GST reforms should not fall victim to the trust deficit from the compensation standoff
Three years after India’s new indirect tax regime was introduced with a slogan of ‘One Nation, One Tax’, it faces an existential crisis. Despite its patchy structure with too many rates, complex compliance requirements and multiple mid-course changes, the implementation of the Goods and Services Tax (GST), overseen together by the Centre and the States, had begun to almost serve as an exemplar of co-operative federalism. All of those gains have quickly unravelled as the slowdown in the economy, exacerbated by the COVID-19 lockdowns, has thrown all revenue calculations to the wind. The Centre is obliged to pay to the States, for a period of five years, compensation for revenue shortfalls in return for their having ceded the power to levy the multiple taxes that were subsumed into the GST. Last week, Finance Minister Nirmala Sitharaman asserted, at what may have been the most tenuous GST Council meeting so far, that the Centre will not be able to meet the compensation shortfall. With GST collections sharply undershooting all targets this year, the Centre estimates compensation payable for the full year at ₹3-lakh crore. But just ₹65,000 crore is expected in the cess kitty used to pay out the compensation.

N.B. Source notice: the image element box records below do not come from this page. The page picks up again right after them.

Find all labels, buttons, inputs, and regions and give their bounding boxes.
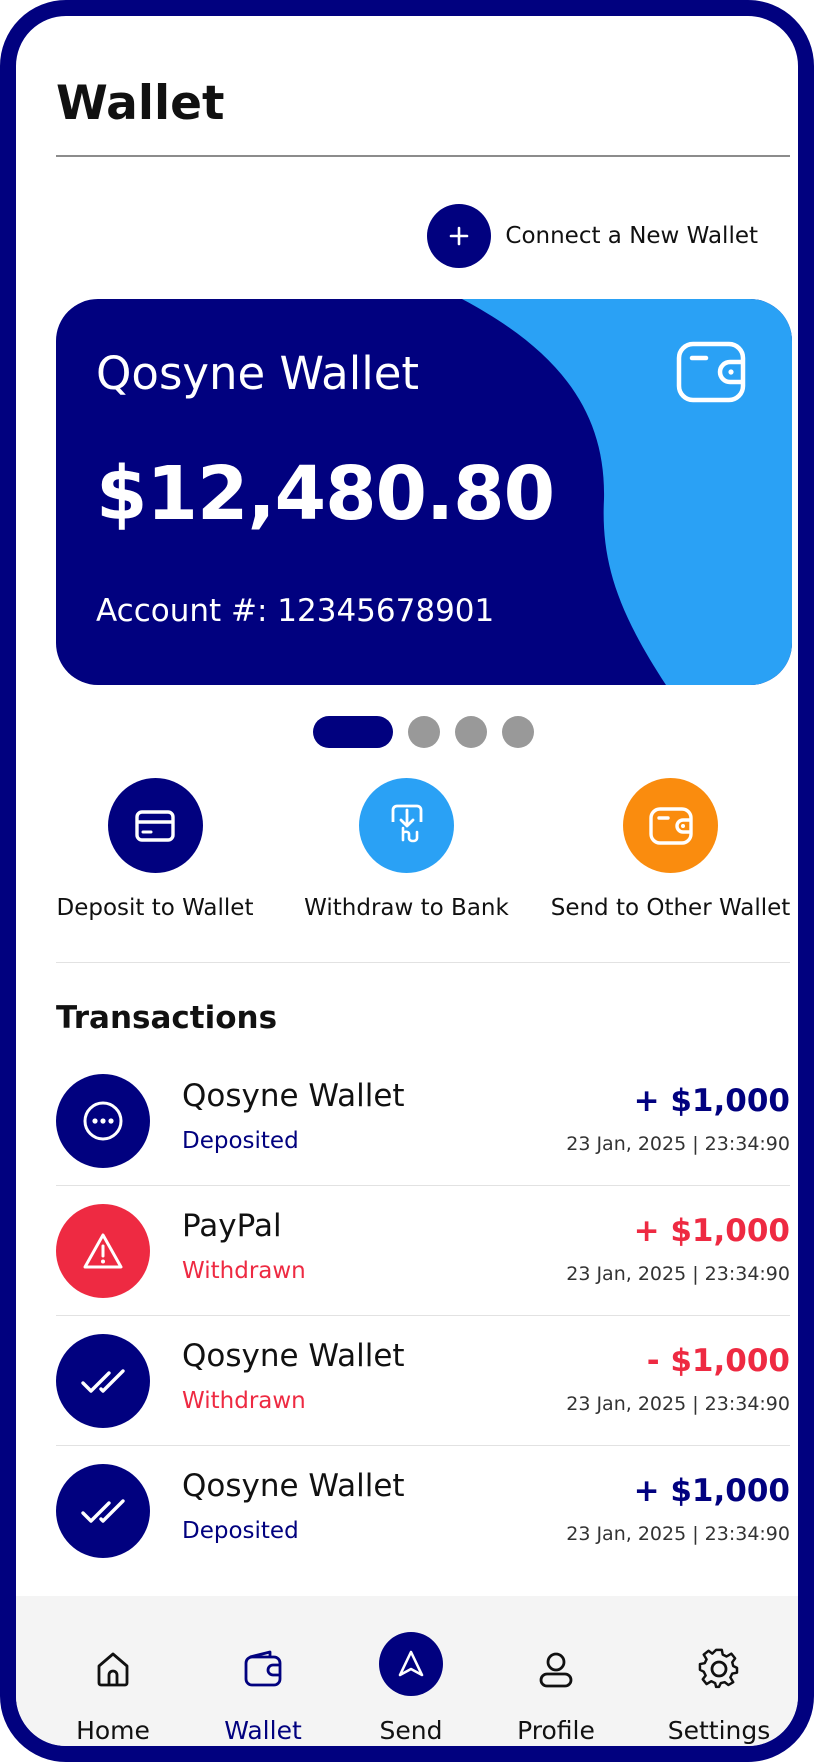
user-icon[interactable] <box>535 1648 577 1690</box>
nav-label-settings[interactable]: Settings <box>668 1716 771 1745</box>
title-divider <box>56 155 790 157</box>
transaction-date: 23 Jan, 2025 | 23:34:90 <box>566 1263 790 1285</box>
wallet-name: Qosyne Wallet <box>96 347 420 400</box>
transactions-list: Qosyne Wallet Deposited + $1,000 23 Jan,… <box>56 1056 790 1576</box>
transaction-status: Deposited <box>182 1518 299 1544</box>
transaction-amount: - $1,000 <box>646 1343 790 1379</box>
connect-wallet-label[interactable]: Connect a New Wallet <box>505 223 758 249</box>
transaction-name: Qosyne Wallet <box>182 1468 405 1504</box>
transactions-heading: Transactions <box>56 1000 278 1036</box>
plus-icon[interactable] <box>427 204 492 268</box>
nav-item-settings[interactable]: Settings <box>649 1596 789 1746</box>
table-row[interactable]: Qosyne Wallet Deposited + $1,000 23 Jan,… <box>56 1446 790 1576</box>
wallet-card[interactable]: Qosyne Wallet $12,480.80 Account #: 1234… <box>56 299 792 685</box>
warning-icon <box>56 1204 150 1298</box>
wallet-balance: $12,480.80 <box>96 451 555 537</box>
send-arrow-icon[interactable] <box>379 1632 443 1696</box>
transaction-status: Withdrawn <box>182 1388 306 1414</box>
carousel-dot[interactable] <box>455 716 487 748</box>
wallet-icon[interactable] <box>623 778 718 873</box>
double-check-icon <box>56 1464 150 1558</box>
transaction-date: 23 Jan, 2025 | 23:34:90 <box>566 1393 790 1415</box>
connect-wallet-button[interactable]: Connect a New Wallet <box>427 204 758 268</box>
carousel-dot-active[interactable] <box>313 716 393 748</box>
transaction-amount: + $1,000 <box>633 1213 790 1249</box>
send-other-action[interactable]: Send to Other Wallet <box>551 778 790 921</box>
nav-item-profile[interactable]: Profile <box>486 1596 626 1746</box>
table-row[interactable]: Qosyne Wallet Deposited + $1,000 23 Jan,… <box>56 1056 790 1186</box>
account-number: Account #: 12345678901 <box>96 593 495 629</box>
page-title: Wallet <box>56 76 225 131</box>
transaction-date: 23 Jan, 2025 | 23:34:90 <box>566 1133 790 1155</box>
transaction-name: Qosyne Wallet <box>182 1338 405 1374</box>
card-icon[interactable] <box>107 778 203 873</box>
transaction-amount: + $1,000 <box>633 1083 790 1119</box>
gear-icon[interactable] <box>698 1648 740 1690</box>
wallet-icon <box>676 341 746 403</box>
nav-label-home[interactable]: Home <box>76 1716 150 1745</box>
nav-item-home[interactable]: Home <box>43 1596 183 1746</box>
nav-item-send[interactable]: Send <box>341 1596 481 1746</box>
deposit-action[interactable]: Deposit to Wallet <box>56 778 254 921</box>
transaction-amount: + $1,000 <box>633 1473 790 1509</box>
home-icon[interactable] <box>92 1648 134 1690</box>
withdraw-action[interactable]: Withdraw to Bank <box>303 778 510 921</box>
carousel-indicator <box>313 716 534 748</box>
more-dots-icon <box>56 1074 150 1168</box>
transaction-name: PayPal <box>182 1208 282 1244</box>
phone-frame: Wallet Connect a New Wallet Qosyne Walle… <box>0 0 814 1762</box>
deposit-label: Deposit to Wallet <box>56 895 254 921</box>
carousel-dot[interactable] <box>502 716 534 748</box>
nav-label-wallet[interactable]: Wallet <box>224 1716 302 1745</box>
table-row[interactable]: PayPal Withdrawn + $1,000 23 Jan, 2025 |… <box>56 1186 790 1316</box>
quick-actions: Deposit to Wallet Withdraw to Bank Send … <box>56 778 790 928</box>
carousel-dot[interactable] <box>408 716 440 748</box>
nav-item-wallet[interactable]: Wallet <box>193 1596 333 1746</box>
withdraw-hand-icon[interactable] <box>359 778 454 873</box>
transaction-status: Withdrawn <box>182 1258 306 1284</box>
double-check-icon <box>56 1334 150 1428</box>
nav-label-profile[interactable]: Profile <box>517 1716 595 1745</box>
transaction-name: Qosyne Wallet <box>182 1078 405 1114</box>
withdraw-label: Withdraw to Bank <box>304 895 509 921</box>
nav-label-send[interactable]: Send <box>380 1716 443 1745</box>
transaction-date: 23 Jan, 2025 | 23:34:90 <box>566 1523 790 1545</box>
wallet-icon[interactable] <box>242 1648 284 1690</box>
bottom-nav: Home Wallet Send Profile Settings <box>16 1596 798 1746</box>
send-other-label: Send to Other Wallet <box>550 895 791 921</box>
section-divider <box>56 962 790 963</box>
transaction-status: Deposited <box>182 1128 299 1154</box>
table-row[interactable]: Qosyne Wallet Withdrawn - $1,000 23 Jan,… <box>56 1316 790 1446</box>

In July, the Centre paid out the last instalment of compensation for the last fiscal and is, so far, yet to pay anything for this year. States have now been given two options, both requiring them to borrow from the market. The Centre contends that only ₹97,000 crore of the revenue shortfall is from implementation of the GST, while ₹1.38-lakh crore is due to extraordinary circumstances posed by an ‘Act of God’ (the pandemic). States can either borrow ₹97,000 crore, without having it added to their debt and with the principal and interest paid out from future cess collections, or they can borrow the entire ₹2.35-lakh crore shortfall, but will have to provide for interest payments themselves. The Finance Ministry has argued that higher borrowing by the Centre will push up interest rates and dent India’s fiscal parameters. At best, this is specious — total government debt, including States’, is what rating agencies look at. Several States have rejected both options and some, including Tamil Nadu, have urged the Centre to rethink in view of their essential and urgent spending needs to curb the pandemic and spur growth. A staring match is in the offing. It is up to the Centre to resolve this impasse in a way that future GST reforms do not fall victim to the trust deficit engendered by this standoff, the pandemic response is strengthened and all-round government capital spending to bolster sagging demand not derailed. For now, the only certainty is that the compensation cess levied on demerit goods will stay on beyond 2022, and may even be raised, affecting several businesses, including the jobs-intensive auto sector.